With regard to oil the European Pharmacopoeia comprises the specification:
"Oil: maximum 0.1mg/m³, determined using an oil detector tube (...), when an oil lubricated compressor is used for the production."
These oil detector tubes are not optimal to use. The minimum detectable value is 0.1 mg/m³ and the colour change of the sulfuric acid absorber is very difficult to detect. In the "small print", it is often required to know the type of the oil and to use a specific tube for the different oils. A reasonable preventive determination of a warning value of about 0.05 mg/m³ of an unknown oil is thus impossible. Today many pharmaceutical companies with oil-critical processes use on-line measuring devices for the oil content in compressed air. The devices work similarly to the TOC measurement in the water: Hydrocarbons are oxidized to CO2 and measured as CO2. However, in the European Pharmacopoeia it is not clearly defined what oil is exactly: oil aerosols, oil vapor, or whether all hydrocarbons in the air are to be regarded as oil. The above phrasing in the European Pharmacopoeia also strengthens the erroneous belief that oil reaches the compressed air only via the compressor. Theoretically, a new oil-free compressor can be connected to an old oiled pipe network according to the above mentioned specifications - and still one does not have to measure. In practice, there are drug productions that exceed 0.1mg/m³ because a leakage spray is used in the vicinity of the air intake of the compressor or the emergency diesel generator is being tested - or because of the traffic jam on a nearby highway.
For the test conditions for the water content there are also particular characterstics (maximum 67ppm V/V for compressed gas cylinders or max. 870ppm V/V for compressed air generated by the compressor).

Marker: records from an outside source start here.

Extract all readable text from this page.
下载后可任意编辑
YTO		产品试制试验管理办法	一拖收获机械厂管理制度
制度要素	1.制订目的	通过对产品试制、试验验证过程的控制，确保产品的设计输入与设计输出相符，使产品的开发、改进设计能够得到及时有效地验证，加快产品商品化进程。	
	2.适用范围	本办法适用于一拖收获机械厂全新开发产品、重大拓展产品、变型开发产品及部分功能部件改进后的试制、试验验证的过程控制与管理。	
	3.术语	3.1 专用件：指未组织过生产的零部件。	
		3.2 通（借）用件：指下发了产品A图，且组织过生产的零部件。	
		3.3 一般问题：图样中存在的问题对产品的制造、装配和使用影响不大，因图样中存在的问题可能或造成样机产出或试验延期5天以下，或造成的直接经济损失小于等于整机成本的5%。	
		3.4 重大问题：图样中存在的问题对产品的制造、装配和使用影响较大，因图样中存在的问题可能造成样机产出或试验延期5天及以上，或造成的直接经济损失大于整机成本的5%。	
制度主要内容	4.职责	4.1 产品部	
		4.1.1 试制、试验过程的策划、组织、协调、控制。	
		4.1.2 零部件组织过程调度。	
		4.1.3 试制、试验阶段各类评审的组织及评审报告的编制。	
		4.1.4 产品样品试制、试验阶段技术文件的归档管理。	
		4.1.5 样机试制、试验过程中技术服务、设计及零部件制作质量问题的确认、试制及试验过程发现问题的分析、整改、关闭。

The USP (the US Pharmacopoeia) handle the testing of water or oil content quite easily: the so-called mirror test is required. In this case, one lets the gas flow against a clean surface and checks whether oil streaks or water droplets form there. This technologically rather simple requirement of the US colleagues should remind us Europeans to define the limits and the evaluation of excesses with a sense of proportion.
A further possible compressed air specification is the ISO 8573-1 from the year 2010. For pharmaceutical applications a specification according to class 2 is often useful. However, caution is required with respect to particles, since this standard stipulates that no particles larger than 5 µm may be contained in classes 1-5. Typical stainless steel pipe systems in the pharmaceutical industry with central filters directly downstream of the production plant do not fulfil this requirement. These compressed air networks are operated at flow velocities up to 80 m/s. Pressure reducers and valves can also discharge particles. The limits for particles should therefore be determined based on the clean room classes themselves.
For classes A and B, a 0.2 µm point of use filter must ensure the sterility and the required reduction of the particle load for inflowing compressed air. Pneumatic valves seated in such a clean room must then typically also be supplied with this filtered air quality.
Microbiological limit values are missing for the compressed air both in the pharmacopoeia and in the ISO 8573. Here it is also recommended to define the limits based on the clean room classes in which the compressed air is used, e.g. for class C the max. permissible 100KBE/m³ from Annex 1.